EXHIBIT 10.7
RECOGNITION, SUBORDINATION, AND NON-DISTURBANCE AGREEMENT
THIS RECOGNITION, SUBORDINATION, AND NON-DISTURBANCE AGREEMENT (this “Agreement”) is entered into as of [•], 2025, by and among U.S. HOME LLC, a Delaware limited liability company (“U.S. Home”), Lennar Homes Holdings, LLC, a Delaware limited liability company (“Lennar Home”), CalAtlantic Group, LLC, a Delaware limited liability company (“CalAtlantic”, and together with U.S. Home and Lennar Home, individually or collectively, as the context may require, “Builder”), MILLROSE PROPERTIES, INC., a Maryland corporation (“Lender”), MILLROSE PROPERTIES HOLDINGS, LLC, a Delaware limited liability company (“TRSCo”), and each of the entities identified on Schedule I (individually or collectively, as the context may require, the “Property LLCs” and together with TRSCo, individually or collectively, as the context may require, “Borrower”).
RECITALS
A. TRSCo owns 100% of the limited liability company interests in each Property LLC.

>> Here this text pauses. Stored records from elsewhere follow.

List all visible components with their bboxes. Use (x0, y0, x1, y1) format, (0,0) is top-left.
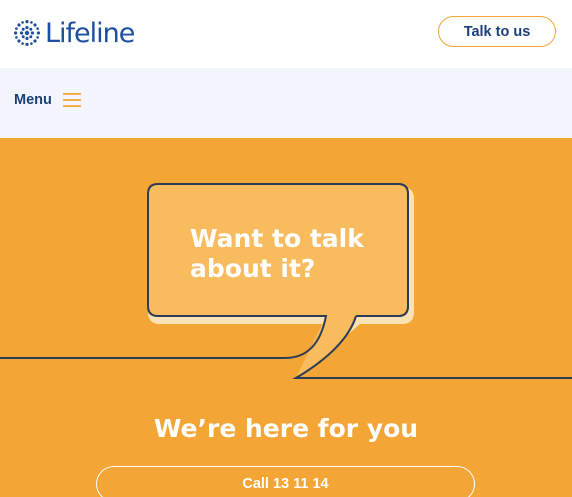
nav-bar: Menu (0, 68, 572, 138)
menu-button[interactable]: Menu (14, 92, 81, 108)
hamburger-icon (62, 93, 81, 107)
site-header: Lifeline Talk to us (0, 0, 572, 68)
logo-wordmark: Lifeline (45, 17, 135, 49)
bubble-line-2: about it? (190, 254, 316, 283)
hero-banner: Want to talk about it? We’re here for yo… (0, 138, 572, 497)
menu-label: Menu (14, 92, 52, 108)
hero-heading: We’re here for you (153, 414, 419, 443)
lifeline-logo[interactable]: Lifeline (13, 17, 135, 49)
call-button[interactable]: Call 13 11 14 (96, 466, 475, 497)
lifeline-dots-icon (14, 20, 40, 46)
bubble-line-1: Want to talk (190, 224, 364, 253)
talk-to-us-button[interactable]: Talk to us (438, 16, 556, 47)
bubble-text: Want to talk about it? (190, 224, 364, 284)
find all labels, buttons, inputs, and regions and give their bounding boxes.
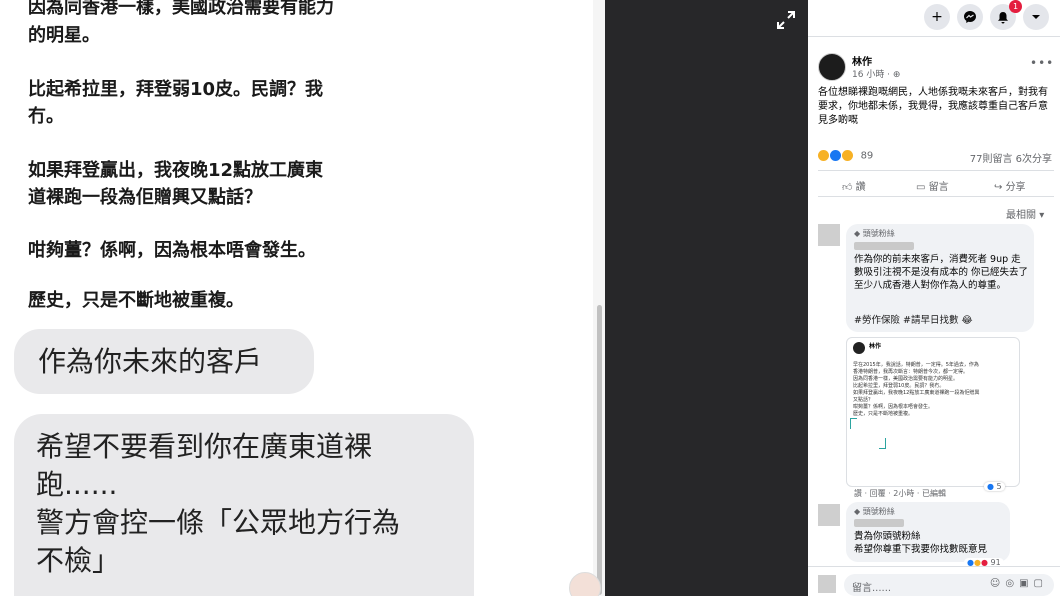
comment-button[interactable]: ▭ 留言: [916, 178, 949, 193]
reaction-summary[interactable]: 89: [818, 150, 873, 162]
comment-icon: ▭: [916, 182, 929, 193]
haha-react-icon: [818, 150, 829, 161]
post-text-line: 的明星。: [28, 25, 100, 46]
expand-icon[interactable]: [776, 10, 796, 30]
comment-like-count[interactable]: ● 5: [984, 482, 1005, 491]
divider: [808, 36, 1060, 37]
top-fan-label: 頭號粉絲: [862, 229, 895, 238]
embedded-author: 林作: [869, 343, 882, 350]
post-text-line: 咁夠薑？係啊，因為根本唔會發生。: [28, 240, 316, 261]
share-icon: ↪: [994, 182, 1006, 193]
photo-viewer-background: [605, 0, 808, 596]
avatar: [853, 342, 865, 354]
avatar: [569, 572, 601, 596]
camera-icon[interactable]: ◎: [1005, 578, 1019, 589]
commenter-avatar[interactable]: [818, 504, 840, 526]
chat-bubble-line: 跑......: [36, 468, 118, 501]
comment-text: 作為你的前未來客戶，消費死者 9up 走數吸引注視不是沒有成本的 你已經失去了至…: [854, 254, 1029, 291]
comment-bubble: ◆ 頭號粉絲 作為你的前未來客戶，消費死者 9up 走數吸引注視不是沒有成本的 …: [846, 224, 1034, 332]
embedded-line: 咁夠薑？係啊，因為根本唔會發生。: [853, 404, 934, 410]
post-text-line: 歷史，只是不斷地被重複。: [28, 290, 244, 311]
notification-badge: 1: [1009, 0, 1022, 13]
post-text-line: 比起希拉里，拜登弱10皮。民調？我: [28, 79, 324, 100]
post-text-line: 因為同香港一樣，美國政治需要有能力: [28, 0, 334, 18]
sort-dropdown[interactable]: 最相關 ▾: [1006, 206, 1044, 221]
reaction-count: 89: [860, 150, 874, 162]
composer-icons[interactable]: ☺◎▣▢: [990, 578, 1048, 589]
emoji-icon: 😂: [961, 315, 973, 326]
comment-label: 留言: [928, 182, 949, 193]
chat-bubble: 作為你未來的客戶: [14, 329, 314, 394]
chat-screenshot-panel: 因為同香港一樣，美國政治需要有能力 的明星。 比起希拉里，拜登弱10皮。民調？我…: [0, 0, 605, 596]
like-react-icon: ●: [987, 482, 994, 491]
highlight-bracket: [879, 438, 886, 449]
bell-icon: [998, 11, 1008, 23]
commenter-avatar[interactable]: [818, 224, 840, 246]
embedded-line: 歷史，只是不斷地被重複。: [853, 411, 914, 417]
divider: [818, 170, 1054, 171]
commenter-name[interactable]: [854, 242, 914, 250]
post-caption: 各位想睇裸跑嘅網民，人地係我嘅未來客戶，對我有要求，你地都未係，我覺得，我應該尊…: [818, 87, 1048, 126]
top-fan-badge: ◆ 頭號粉絲: [854, 229, 895, 238]
messenger-icon[interactable]: [957, 4, 983, 30]
thumbs-up-icon: 👍︎: [842, 182, 856, 193]
globe-icon: ⊕: [892, 70, 901, 80]
post-time-text: 16 小時 ·: [852, 70, 893, 80]
share-button[interactable]: ↪ 分享: [994, 178, 1026, 193]
comment-meta[interactable]: 讚 · 回覆 · 2小時 · 已編輯: [854, 488, 946, 499]
top-fan-label: 頭號粉絲: [862, 507, 895, 516]
comment-placeholder: 留言......: [852, 583, 892, 594]
comment-input[interactable]: 留言...... ☺◎▣▢: [844, 574, 1054, 596]
top-bar: + 1: [808, 0, 1060, 36]
sort-label: 最相關: [1006, 210, 1036, 221]
chevron-down-icon[interactable]: [1023, 4, 1049, 30]
like-label: 讚: [855, 182, 866, 193]
scrollbar-thumb[interactable]: [597, 305, 602, 595]
chat-bubble-line: 不檢」: [36, 544, 121, 577]
embedded-screenshot[interactable]: 林作 早在2015年，我說話，特朗普，一定得。5年過去，作為 香港特朗普，我再次…: [846, 337, 1020, 487]
post-time: 16 小時 · ⊕: [852, 67, 900, 80]
chat-bubble: 希望不要看到你在廣東道裸 跑...... 警方會控一條「公眾地方行為 不檢」: [14, 414, 474, 596]
comment-like-number: 5: [996, 482, 1002, 491]
chat-bubble-line: 希望不要看到你在廣東道裸: [36, 430, 373, 463]
embedded-line: 又點話？: [853, 397, 874, 403]
messenger-icon: [964, 11, 976, 23]
plus-icon[interactable]: +: [924, 4, 950, 30]
chevron-down-icon: ▾: [1039, 210, 1045, 221]
post-text-line: 如果拜登贏出，我夜晚12點放工廣東: [28, 160, 324, 181]
divider: [808, 566, 1060, 567]
like-button[interactable]: 👍︎ 讚: [842, 178, 866, 193]
commenter-name[interactable]: [854, 519, 904, 527]
comment-hashtags: #勞作保險 #請早日找數 😂: [854, 314, 1030, 327]
embedded-text: 早在2015年，我說話，特朗普，一定得。5年過去，作為 香港特朗普，我再次斷言：…: [853, 362, 1015, 418]
author-name[interactable]: 林作: [852, 53, 872, 68]
post-text-line: 冇。: [28, 106, 64, 127]
like-react-icon: [830, 150, 842, 161]
chat-bubble-line: 警方會控一條「公眾地方行為: [36, 506, 401, 539]
highlight-bracket: [850, 418, 857, 429]
comment-text: 希望你尊重下我要你找數既意見: [854, 544, 988, 555]
gif-icon[interactable]: ▣: [1019, 578, 1033, 589]
top-fan-badge: ◆ 頭號粉絲: [854, 507, 895, 516]
facebook-post-panel: + 1 林作 16 小時 · ⊕ ••• 各位想睇裸跑嘅網民，人地係我嘅未來客戶…: [808, 0, 1060, 596]
sticker-icon[interactable]: ▢: [1034, 578, 1048, 589]
my-avatar: [818, 575, 836, 593]
wow-react-icon: [842, 150, 854, 161]
post-text-line: 道裸跑一段為佢贈興又點話？: [28, 187, 262, 208]
chevron-down-icon: [1032, 15, 1040, 19]
more-options-icon[interactable]: •••: [1030, 56, 1054, 70]
comment-bubble: ◆ 頭號粉絲 貴為你頭號粉絲 希望你尊重下我要你找數既意見: [846, 502, 1010, 562]
author-avatar[interactable]: [818, 53, 846, 81]
embedded-line: 香港特朗普，我再次斷言：特朗普今次，都一定得。: [853, 369, 969, 375]
divider: [818, 196, 1054, 197]
embedded-line: 因為同香港一樣，美國政治需要有能力的明星。: [853, 376, 959, 382]
comment-hashtags-text: #勞作保險 #請早日找數: [854, 315, 962, 326]
comment-text: 貴為你頭號粉絲: [854, 531, 921, 542]
embedded-line: 早在2015年，我說話，特朗普，一定得。5年過去，作為: [853, 362, 979, 368]
embedded-line: 比起希拉里，拜登弱10皮。民調？我冇。: [853, 383, 945, 389]
comment-share-counts[interactable]: 77則留言 6次分享: [970, 150, 1052, 165]
share-label: 分享: [1005, 182, 1026, 193]
embedded-line: 如果拜登贏出，我夜晚12點放工廣東道裸跑一段為佢贈興: [853, 390, 980, 396]
emoji-icon[interactable]: ☺: [990, 578, 1005, 589]
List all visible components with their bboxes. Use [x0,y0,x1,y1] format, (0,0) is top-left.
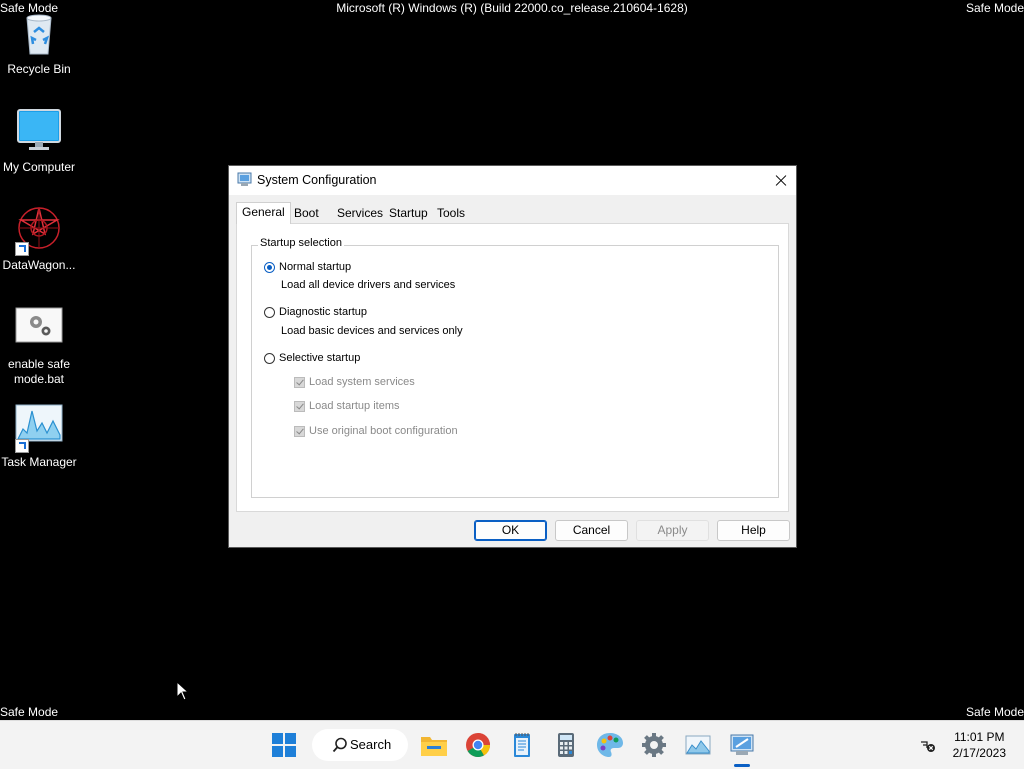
desktop-icon-enable-safe-mode[interactable]: enable safe mode.bat [0,305,78,387]
tab-services[interactable]: Services [333,204,387,222]
desktop-icon-label: My Computer [2,160,76,174]
computer-icon [15,108,63,156]
desktop-icon-recycle-bin[interactable]: Recycle Bin [0,10,78,77]
notepad-icon[interactable] [506,729,538,761]
mouse-cursor-icon [176,680,190,706]
tab-general[interactable]: General [236,202,291,224]
diagnostic-startup-desc: Load basic devices and services only [281,325,463,337]
clock-time: 11:01 PM [954,730,1005,744]
shortcut-arrow-icon [15,439,29,453]
desktop-icon-label: enable safe mode.bat [7,357,71,386]
calculator-icon[interactable] [550,729,582,761]
safe-mode-watermark-bottom-right: Safe Mode [965,705,1024,719]
search-icon [332,737,348,756]
active-app-indicator [734,764,750,767]
help-button[interactable]: Help [717,520,790,541]
task-manager-icon [15,403,63,453]
recycle-bin-icon [15,10,63,58]
safe-mode-watermark-bottom-left: Safe Mode [0,705,59,719]
desktop-icon-datawagon[interactable]: DataWagon... [0,206,78,273]
safe-mode-watermark-top-right: Safe Mode [965,1,1024,15]
taskbar-clock[interactable]: 11:01 PM 2/17/2023 [953,729,1006,761]
radio-button[interactable] [264,307,275,318]
normal-startup-desc: Load all device drivers and services [281,279,456,291]
dialog-title: System Configuration [257,173,377,187]
settings-icon[interactable] [638,729,670,761]
system-configuration-dialog: System Configuration Startup selection N… [228,165,797,548]
group-label: Startup selection [258,237,344,249]
general-tab-panel: Startup selection Normal startup Load al… [236,223,789,512]
radio-button[interactable] [264,262,275,273]
ok-button[interactable]: OK [474,520,547,541]
dialog-titlebar[interactable]: System Configuration [229,166,796,195]
radio-label: Normal startup [279,261,352,273]
apply-button[interactable]: Apply [636,520,709,541]
radio-label: Diagnostic startup [279,306,368,318]
tab-tools[interactable]: Tools [433,204,469,222]
checkbox[interactable] [294,401,305,412]
tab-startup[interactable]: Startup [385,204,432,222]
checkbox[interactable] [294,426,305,437]
checkbox-label: Load startup items [309,400,400,412]
photos-icon[interactable] [682,729,714,761]
build-watermark: Microsoft (R) Windows (R) (Build 22000.c… [336,1,688,15]
cancel-button[interactable]: Cancel [555,520,628,541]
system-configuration-taskbar-icon[interactable] [726,729,758,761]
shortcut-arrow-icon [15,242,29,256]
desktop-icon-label: Recycle Bin [7,62,71,76]
desktop-icon-label: DataWagon... [2,258,76,272]
start-icon[interactable] [268,729,300,761]
desktop-icon-task-manager[interactable]: Task Manager [0,403,78,470]
msconfig-icon [237,172,252,187]
search-label: Search [350,737,392,752]
checkbox-label: Use original boot configuration [309,425,458,437]
radio-button[interactable] [264,353,275,364]
checkbox-label: Load system services [309,376,415,388]
close-icon[interactable] [766,166,796,195]
checkbox[interactable] [294,377,305,388]
tab-boot[interactable]: Boot [290,204,323,222]
clock-date: 2/17/2023 [952,746,1006,760]
chrome-icon[interactable] [462,729,494,761]
file-explorer-icon[interactable] [418,729,450,761]
startup-selection-group: Startup selection Normal startup Load al… [251,237,779,498]
paint-icon[interactable] [594,729,626,761]
batch-file-icon [15,305,63,353]
network-disconnected-icon[interactable] [920,737,936,753]
desktop-icon-my-computer[interactable]: My Computer [0,108,78,175]
radio-label: Selective startup [279,352,361,364]
taskbar-search-button[interactable]: Search [312,729,408,761]
taskbar: Search 11:01 PM 2/17/2023 [0,720,1024,769]
datawagon-icon [15,206,63,256]
desktop-icon-label: Task Manager [1,455,77,469]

B. Builder is a party to that certain Master Option Agreement (the “Option Agreement”) and Master Construction Agreement (the “Construction Agreement” and together with the Option Agreement, the “Transaction Documents”), each dated [•], by and among Builder and the Property LLCs.
C. The Transaction Documents govern certain rights and obligations of Builder and the Property LLCs with respect to certain real property more particularly described in the Transaction Documents (individually or collectively, as the context may require, the “Property”).
D. As security for the obligation of Borrower to pay Lender (the “Indebtedness”) pursuant to that certain Promissory Note of even date herewith made by Borrower in favor of Lender (the “Note”), Borrower has granted to Lender one or more mortgages or deeds of trust constituting a lien on the Property (collectively, the “Mortgages”). In connection with the Indebtedness, Lender has required that Builder subordinate its rights with respect to the Transaction Documents to the Mortgages.
E. In addition to the Mortgage, TRSCo has entered into that certain Pledge and Security Agreement dated [•] by and between TRSCo and Lender with respect to the “Pledged Collateral” (as defined in the Pledge and Security Agreement) (the “Pledged Collateral”) (the “Pledge”, and together with the Note and the Mortgages, collectively, the “Loan Documents”).
F. Builder is willing to consent to such subordination upon and subject to the terms and conditions set forth in this Agreement.
AGREEMENT
NOW, THEREFORE, in consideration of the foregoing recitals and for other good and valuable consideration, the receipt and sufficiency of which are hereby acknowledged, the parties agree as follows:
1. Recitals. The recitals set forth above are true and correct and are hereby incorporated in their entirety into this Agreement.